Bir varmış, bir yokmuş; Allah’ın kulu çokmuş; çok söylemesi günahmış! Develer dellâl iken, pireler çoban iken, ben anamın beşiğini tıngır mıngır sallar iken, memleketin birinde, bir Keloğlan varmış. Keloğlan karanlık evin kara kedisi, bir ananın bir tanesi imiş. Gel zaman git zaman bu Keloğlan büyümüş, tığ gibi bir delikanlı olmuş, olmuş ama akıldan yana yaya olduğu için kimseler onu adam yerine koymaz; inanıp yanılıp da bir Allah‘ın danasını bile güttürmezmiş. Tavşan dağa küsmüş de dağın haberi olmamış! Keloğlan da kendini vurdumduymazlığa vermiş; ne elin işine, aşına karışır, ne de sözüne, sazına aldırış edermiş. “Ben ne beni sevenlerin kulu; ne de sevmeyenlerin sultanıyım.” der kendi kendine. Bir güne bir gün bu densizlerin köprüsünden geçmez, karşılarında boyun büküp, avuç açmaz; her sabah gölün yolunu tutarmış. Her gün üç balık avlar; birini satar gaz alır; birini satar tuz alır; birini de kızartır ana oğul yerlermiş. Günleri böyle geçer, dişleri başka bir şey kesmezmiş.

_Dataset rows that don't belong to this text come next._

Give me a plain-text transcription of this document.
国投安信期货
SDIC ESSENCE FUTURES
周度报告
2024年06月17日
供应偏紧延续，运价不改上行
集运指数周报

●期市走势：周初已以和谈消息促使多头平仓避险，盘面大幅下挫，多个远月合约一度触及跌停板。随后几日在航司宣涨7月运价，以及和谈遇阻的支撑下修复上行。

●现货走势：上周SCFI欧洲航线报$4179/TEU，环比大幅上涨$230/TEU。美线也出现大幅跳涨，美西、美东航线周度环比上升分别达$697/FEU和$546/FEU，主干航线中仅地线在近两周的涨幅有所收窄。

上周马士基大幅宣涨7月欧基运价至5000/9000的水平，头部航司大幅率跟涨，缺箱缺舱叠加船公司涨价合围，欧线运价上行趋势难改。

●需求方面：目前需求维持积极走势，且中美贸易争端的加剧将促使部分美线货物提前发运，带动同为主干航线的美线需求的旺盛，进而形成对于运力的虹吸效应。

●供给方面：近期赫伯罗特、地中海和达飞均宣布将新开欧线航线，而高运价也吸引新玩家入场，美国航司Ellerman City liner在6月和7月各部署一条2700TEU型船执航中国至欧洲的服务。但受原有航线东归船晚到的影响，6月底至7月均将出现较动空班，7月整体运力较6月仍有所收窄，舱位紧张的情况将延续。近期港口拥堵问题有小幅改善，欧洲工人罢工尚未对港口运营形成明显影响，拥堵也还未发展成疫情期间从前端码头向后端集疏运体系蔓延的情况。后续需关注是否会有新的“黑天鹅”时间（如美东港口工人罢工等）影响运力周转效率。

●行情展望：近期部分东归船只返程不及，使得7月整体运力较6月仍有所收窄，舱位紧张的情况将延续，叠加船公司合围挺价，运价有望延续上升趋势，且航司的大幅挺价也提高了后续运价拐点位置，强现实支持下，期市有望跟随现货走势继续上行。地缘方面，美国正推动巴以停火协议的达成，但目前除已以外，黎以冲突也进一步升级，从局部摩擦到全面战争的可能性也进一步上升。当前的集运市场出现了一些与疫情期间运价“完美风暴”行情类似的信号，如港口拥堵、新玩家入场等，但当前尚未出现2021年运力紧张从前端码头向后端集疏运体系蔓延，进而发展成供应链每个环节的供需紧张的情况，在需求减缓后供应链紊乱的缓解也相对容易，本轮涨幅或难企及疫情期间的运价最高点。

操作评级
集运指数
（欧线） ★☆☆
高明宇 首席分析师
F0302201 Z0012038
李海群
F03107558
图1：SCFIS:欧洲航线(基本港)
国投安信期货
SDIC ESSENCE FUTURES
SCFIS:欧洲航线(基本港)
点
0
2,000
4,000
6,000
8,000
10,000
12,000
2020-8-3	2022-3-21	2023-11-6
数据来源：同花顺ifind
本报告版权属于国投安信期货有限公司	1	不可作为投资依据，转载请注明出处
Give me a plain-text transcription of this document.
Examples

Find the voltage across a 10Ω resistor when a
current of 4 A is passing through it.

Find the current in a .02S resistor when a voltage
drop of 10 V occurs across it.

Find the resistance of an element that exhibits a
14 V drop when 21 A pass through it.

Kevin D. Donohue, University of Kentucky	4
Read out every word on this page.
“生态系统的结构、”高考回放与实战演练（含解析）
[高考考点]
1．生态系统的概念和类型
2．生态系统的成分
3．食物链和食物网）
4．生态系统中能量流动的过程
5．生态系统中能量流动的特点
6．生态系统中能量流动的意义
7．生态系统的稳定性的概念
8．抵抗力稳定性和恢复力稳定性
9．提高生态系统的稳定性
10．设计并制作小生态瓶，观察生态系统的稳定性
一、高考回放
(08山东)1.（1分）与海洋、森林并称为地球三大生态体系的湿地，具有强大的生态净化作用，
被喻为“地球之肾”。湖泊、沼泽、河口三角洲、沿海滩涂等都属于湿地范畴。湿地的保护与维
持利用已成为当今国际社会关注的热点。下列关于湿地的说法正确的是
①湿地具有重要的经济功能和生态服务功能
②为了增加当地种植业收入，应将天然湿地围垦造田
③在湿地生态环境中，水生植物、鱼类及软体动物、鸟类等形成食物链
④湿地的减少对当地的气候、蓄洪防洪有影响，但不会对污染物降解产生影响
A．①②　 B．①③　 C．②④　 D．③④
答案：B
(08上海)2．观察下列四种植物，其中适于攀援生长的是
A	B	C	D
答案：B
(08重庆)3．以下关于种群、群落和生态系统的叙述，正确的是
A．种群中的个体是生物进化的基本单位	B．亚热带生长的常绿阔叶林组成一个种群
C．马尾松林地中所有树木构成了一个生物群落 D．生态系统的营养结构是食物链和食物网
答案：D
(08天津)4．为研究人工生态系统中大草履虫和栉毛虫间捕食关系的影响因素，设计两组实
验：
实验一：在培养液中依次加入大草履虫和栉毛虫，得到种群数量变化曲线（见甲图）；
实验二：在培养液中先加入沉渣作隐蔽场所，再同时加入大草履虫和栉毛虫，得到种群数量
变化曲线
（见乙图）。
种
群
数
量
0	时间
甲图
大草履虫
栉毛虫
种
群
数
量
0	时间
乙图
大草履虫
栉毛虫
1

Keloğlan‘ın anası kan alacak damarı bildiği için bir gün bir güleç zamanını bulur; oğlunun nabzına şerbet vermeğe başlar:
―Ay oğlum, a keleş oğlum, sen akıl dağıtılırken nerdeydin? Benim bir ayağım çukurda; ha geldim, ha gidiyorum; babandan muradımı alamadım, senin de bir mürüvvetini görmeden ölürsem, gözlerim açık gidecek. Sen allı pullu bir balık daha tut; ben de telli duvaklı bir kız bulayım da evimize bir ay doğsun! der.
Keloğlan bu söz üstüne kel başını kaşır:
―Bre akıl kutusu ana, fakirin yüzü soğuktur derler, bir de benim gibi başı kel olursa, ne ona kız verirler, ne de pişirdiğin aşa tuz!
Keloğlan‘ın anası yine her gün “cız!” der balığı kızartır ama bir daha kapı kapı dolaşıp da “kız!” diye yüzünü kızartmaz. Böylece eski hamam eski tas; eski balık eski tarz; aylar girer, günler geçer.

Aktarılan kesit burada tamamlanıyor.